What are some examples?

Lower: split squat, step ups, single leg Romanian Deadlift, single leg lunge, Bulgarian split squat, single leg hip thrusts. 

Upper: single arm pulldowns, single arm seated rows, one arm dumbbell row, single arm shoulder press etc. Generally harder than bi lateral.


Why are they so hard?

Because of the narrower base of support, balance and coordination play a bigger role. And because it requires more neuro-muscular feedback to maintain the balance, it also requires more concentration ( which can make you more tired mentally).
The trickiest part is switching on of the correct muscles at the correct times as you go through the motion. It can be mentally draining as you work to connect your brain to the right muscle groups and to understand the feeling of which ones are doing the work.

Let's look at an example: The humble Step Up. 

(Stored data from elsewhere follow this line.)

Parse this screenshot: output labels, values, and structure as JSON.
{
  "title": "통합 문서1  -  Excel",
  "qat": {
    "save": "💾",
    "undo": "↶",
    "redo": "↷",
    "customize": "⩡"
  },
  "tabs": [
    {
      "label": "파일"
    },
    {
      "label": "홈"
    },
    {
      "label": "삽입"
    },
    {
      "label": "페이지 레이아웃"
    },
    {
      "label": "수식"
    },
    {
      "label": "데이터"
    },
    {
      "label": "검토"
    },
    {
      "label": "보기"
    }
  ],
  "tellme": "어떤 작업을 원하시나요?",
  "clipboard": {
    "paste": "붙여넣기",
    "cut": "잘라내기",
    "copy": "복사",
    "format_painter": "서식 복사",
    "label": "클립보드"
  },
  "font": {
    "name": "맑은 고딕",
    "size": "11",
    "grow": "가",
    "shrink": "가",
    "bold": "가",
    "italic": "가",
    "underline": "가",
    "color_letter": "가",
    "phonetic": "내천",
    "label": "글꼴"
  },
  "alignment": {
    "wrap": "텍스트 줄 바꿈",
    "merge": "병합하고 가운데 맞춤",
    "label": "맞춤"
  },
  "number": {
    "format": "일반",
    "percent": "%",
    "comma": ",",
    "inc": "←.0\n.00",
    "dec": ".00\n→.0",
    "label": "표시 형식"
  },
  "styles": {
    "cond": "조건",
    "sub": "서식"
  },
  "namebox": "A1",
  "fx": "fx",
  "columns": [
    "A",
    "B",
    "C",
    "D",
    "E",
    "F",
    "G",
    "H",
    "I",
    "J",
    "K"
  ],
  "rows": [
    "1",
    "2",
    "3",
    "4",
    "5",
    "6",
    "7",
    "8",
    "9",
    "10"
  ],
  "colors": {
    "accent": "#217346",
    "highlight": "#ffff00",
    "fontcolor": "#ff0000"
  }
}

Seems simple. You walk up and down steps all day long, how hard can this be? You bounce up and back and feel nothing.

You might already be using your quads, hamstrings and glutes but when you’re performing a single leg straight step up, people don’t think about how they actually activate the quads, glutes and hamstrings to really feel the burn. 

You need to think about the knee driving over the toes so that you can balance on the one foot and really isolate the leg so that you use just that one quad to drive up. 

As you straighten the leg, you need to squeeze the glutes and the quad at the top to help you maintain balance. 

As you lower down, in a controlled fashion, the hamstring should be fighting. 

It is possible to go through this motion and not be thinking and getting it wrong. You need to really engage your mind to focus on squeezing the right muscles at the right times to make it work. 




Why are unilateral movements great?

Every time you do these movements, you get the benefit of working on your core stabilisers. In order to complete these movements and keep your balance, the body must activate your core so you don’t fall over.

They can help even out some of the imbalances in your body that we all deal with. 

A fantastic benefit is that it improves your compound lifts by improving your technique overall, along with your mobility and stability.

A long-lasting benefit is to help you become more connected to your body and the specific muscles that you’re working - the all-important brain/muscle connection.

I also like to use these movements for injury prevention (or pre-hab). For example, if you play a change of direction sport, certain single leg exercises can help strengthen the muscles that stabilise the knee joint.


Single arm row | Grace Brown Fitness London


How to do it right

Before you do a single limb exercise, make sure you know what muscles need to be engaged at various points during the movement. Keep focusing on it throughout your reps, make yourself a mental checklist for different points and especially to keep reminding yourself as you get tired. 

If you’re unsure, ask a professional for help.

This is a case of a bit of pain for gain... If it really burns or you feel like you’re about to cramp, it means you’re really connecting to that muscle.